No fim do primeiro semestre, após ter alcançado a marca do primeiro bilhão sob gestão, a asset reforçou a equipe com profissionais experientes. Chegaram à casa Christian Zimmer e Glauber Guarinello, que atuavam nos times de gestão quantitativa da Itaú Asset e do Santander, respectivamente. “As máquinas nos ajudam a fazer a análise de uma quantidade gigantesca de dados de uma maneira muito rápida, o que deixa nossos gestores livres para focarem apenas nas melhores estratégias”, diz Terni. “E mesmo nas ordens de compra e venda também nos beneficiamos com a velocidade dos robôs”.

NOVOS TEMPOS Segundo o executivo, a melhor definição para os produtos da casa não é mais a de fundo quantitativo, uma vez que hoje em dia praticamente todo o mercado, em maior ou menor medida, já faz uso da tecnologia na gestão dos ativos. Ele prefere comparar os fundos da Giant Steps com qualquer outro tipo de multimercado [veja o quadro]. “Mesmo porque quem não usar nada de tecnologia na gestão ficará para trás”.

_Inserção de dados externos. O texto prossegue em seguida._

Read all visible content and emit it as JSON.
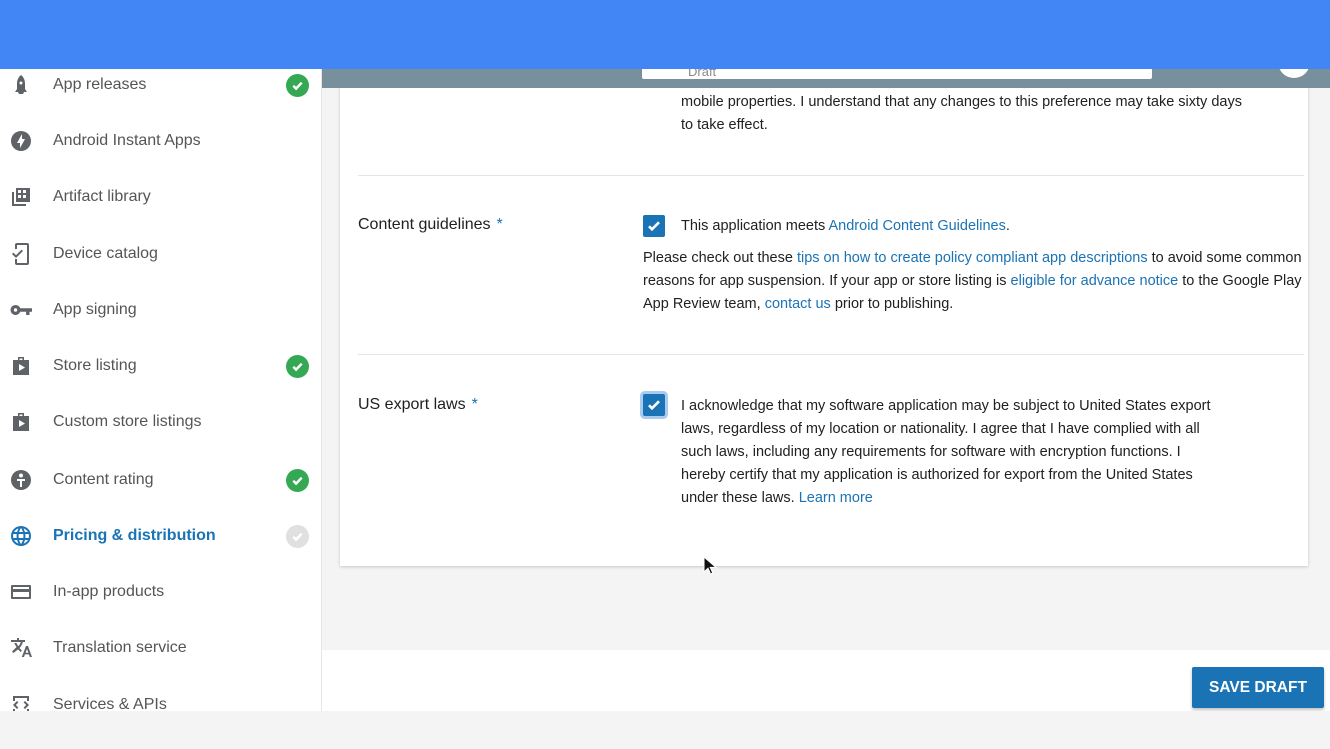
{
  "appbar": {
    "draft_label": "Draft"
  },
  "sidebar": {
    "items": [
      {
        "label": "App releases",
        "icon": "rocket-icon",
        "status": "done"
      },
      {
        "label": "Android Instant Apps",
        "icon": "bolt-icon",
        "status": ""
      },
      {
        "label": "Artifact library",
        "icon": "grid-icon",
        "status": ""
      },
      {
        "label": "Device catalog",
        "icon": "device-check-icon",
        "status": ""
      },
      {
        "label": "App signing",
        "icon": "key-icon",
        "status": ""
      },
      {
        "label": "Store listing",
        "icon": "store-play-icon",
        "status": "done"
      },
      {
        "label": "Custom store listings",
        "icon": "store-play-icon",
        "status": ""
      },
      {
        "label": "Content rating",
        "icon": "content-rating-icon",
        "status": "done"
      },
      {
        "label": "Pricing & distribution",
        "icon": "globe-icon",
        "status": "pending",
        "active": true
      },
      {
        "label": "In-app products",
        "icon": "card-icon",
        "status": ""
      },
      {
        "label": "Translation service",
        "icon": "translate-icon",
        "status": ""
      },
      {
        "label": "Services & APIs",
        "icon": "code-icon",
        "status": ""
      }
    ]
  },
  "main": {
    "top_para": {
      "line1": "mobile properties. I understand that any changes to this preference may take sixty days",
      "line2": "to take effect."
    },
    "content_guidelines": {
      "label": "Content guidelines",
      "required": "*",
      "checked": true,
      "check_text": "This application meets ",
      "check_link": "Android Content Guidelines",
      "check_end": ".",
      "para_1": "Please check out these ",
      "link_tips": "tips on how to create policy compliant app descriptions",
      "para_2": " to avoid some common reasons for app suspension. If your app or store listing is ",
      "link_eligible": "eligible for advance notice",
      "para_3": " to the Google Play App Review team, ",
      "link_contact": "contact us",
      "para_4": " prior to publishing."
    },
    "us_export": {
      "label": "US export laws",
      "required": "*",
      "checked": true,
      "text": "I acknowledge that my software application may be subject to United States export laws, regardless of my location or nationality. I agree that I have complied with all such laws, including any requirements for software with encryption functions. I hereby certify that my application is authorized for export from the United States under these laws. ",
      "learn_more": "Learn more"
    }
  },
  "footer": {
    "save_label": "SAVE DRAFT"
  },
  "colors": {
    "accent": "#1a73b5",
    "done": "#34a853",
    "top_band": "#4285f4",
    "appbar": "#78909c"
  }
}
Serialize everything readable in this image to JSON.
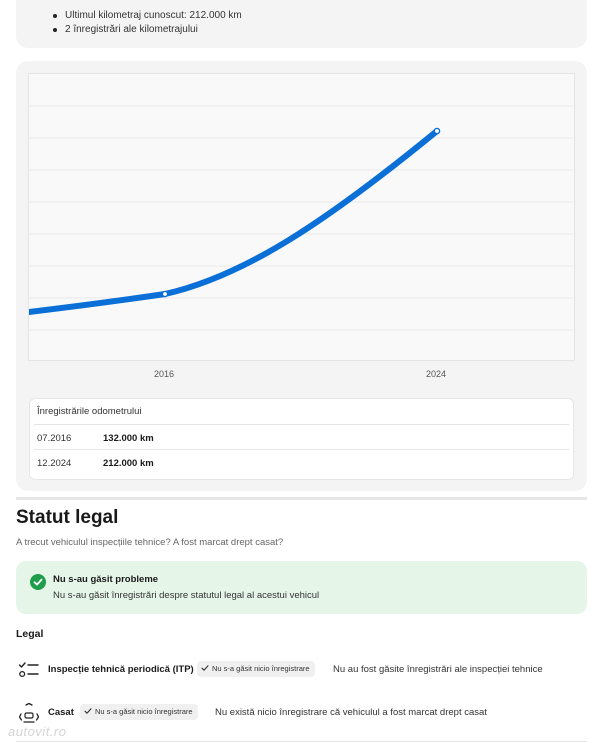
{
  "summary": {
    "items": [
      "Ultimul kilometraj cunoscut: 212.000 km",
      "2 înregistrări ale kilometrajului"
    ]
  },
  "chart_data": {
    "type": "line",
    "x": [
      "2016",
      "2024"
    ],
    "series": [
      {
        "values": [
          132000,
          212000
        ]
      }
    ],
    "tick_labels": [
      "2016",
      "2024"
    ],
    "grid": true,
    "line_color": "#0a6fd6"
  },
  "odometer_table": {
    "title": "Înregistrările odometrului",
    "rows": [
      {
        "date": "07.2016",
        "km": "132.000 km"
      },
      {
        "date": "12.2024",
        "km": "212.000 km"
      }
    ]
  },
  "legal_status": {
    "title": "Statut legal",
    "subtitle": "A trecut vehiculul inspecțiile tehnice? A fost marcat drept casat?",
    "ok_title": "Nu s-au găsit probleme",
    "ok_text": "Nu s-au găsit înregistrări despre statutul legal al acestui vehicul",
    "ok_color": "#1e9e4a",
    "legal_heading": "Legal",
    "rows": [
      {
        "icon": "checklist-icon",
        "name": "Inspecție tehnică periodică (ITP)",
        "chip": "Nu s-a găsit nicio înregistrare",
        "description": "Nu au fost găsite înregistrări ale inspecției tehnice"
      },
      {
        "icon": "recycle-car-icon",
        "name": "Casat",
        "chip": "Nu s-a găsit nicio înregistrare",
        "description": "Nu există nicio înregistrare că vehiculul a fost marcat drept casat"
      }
    ]
  },
  "watermark": "autovit.ro"
}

A parceria fechada em junho com a gestora americana Aperture Investors, controlada pelo grupo italiano Generali, reflete bem o espírito do negócio. A empresa estrangeira vai se valer da estrutura tecnológica criada pela Giant Steps para incorporar as estatísticas à sua análise. “A Aperture é uma gestora fundamentalista, mas percebeu a importância de agregar a tecnologia ao seu trabalho”. Terni está em negociações com assets brasileiras para fechar parcerias similares.

Giant Steps de John Coltrane: complexidade do trabalho do saxofonista tornava quase impossível aos colegas de banda acompanhar seu ritmo, situação parecida com a do mercado hoje em que a capacidade de processamento das máquinas é infinitamente superior às dos humanos (Crédito:Divulgação)

EMOÇÕES A Giant Steps têm duas estratégias para operar no mercado – a Zaratustra, em homenagem ao profeta da obra de Friedrich Nietzsche e a Sigma, em referência à letra do alfabeto grego utilizada pelo mercado para definir risco. A gestora irá lançar até o fim do ano um fundo de previdência, combinando as duas estratégias.

A Zaratustra é programada para tirar proveito das distorções do mercado e ganha dinheiro ao explorar a irracionalidade que costuma tomar conta dos investidores em momentos de depressão ou de euforia. “Esse fundo costuma passar algum tempo de lado, de repente tem uma movimentação brusca ao identificar uma oportunidade e depois volta à estabilidade”. Já a Sigma foi pensada para navegar melhor quando os mercados estão mais próximos da normalidade.

A exposição majoritária da Zaratustra está atualmente no mercado local de juros, moedas e ações, enquanto a Sigma está mais voltada aos ativos globais. A distribuição do portfólio é um indicativo de que há uma dose de irracionalidade entre os investidores brasileiros, diz Terni. “Os movimentos no mercado estão sendo muito bruscos a cada informação que sai, mesmo que em muitos casos ela nem se confirme”, afirma o sócio da Giant Steps. “Esse é um claro indicativo de irracionalidade no mercado”. Os robôs agradecem.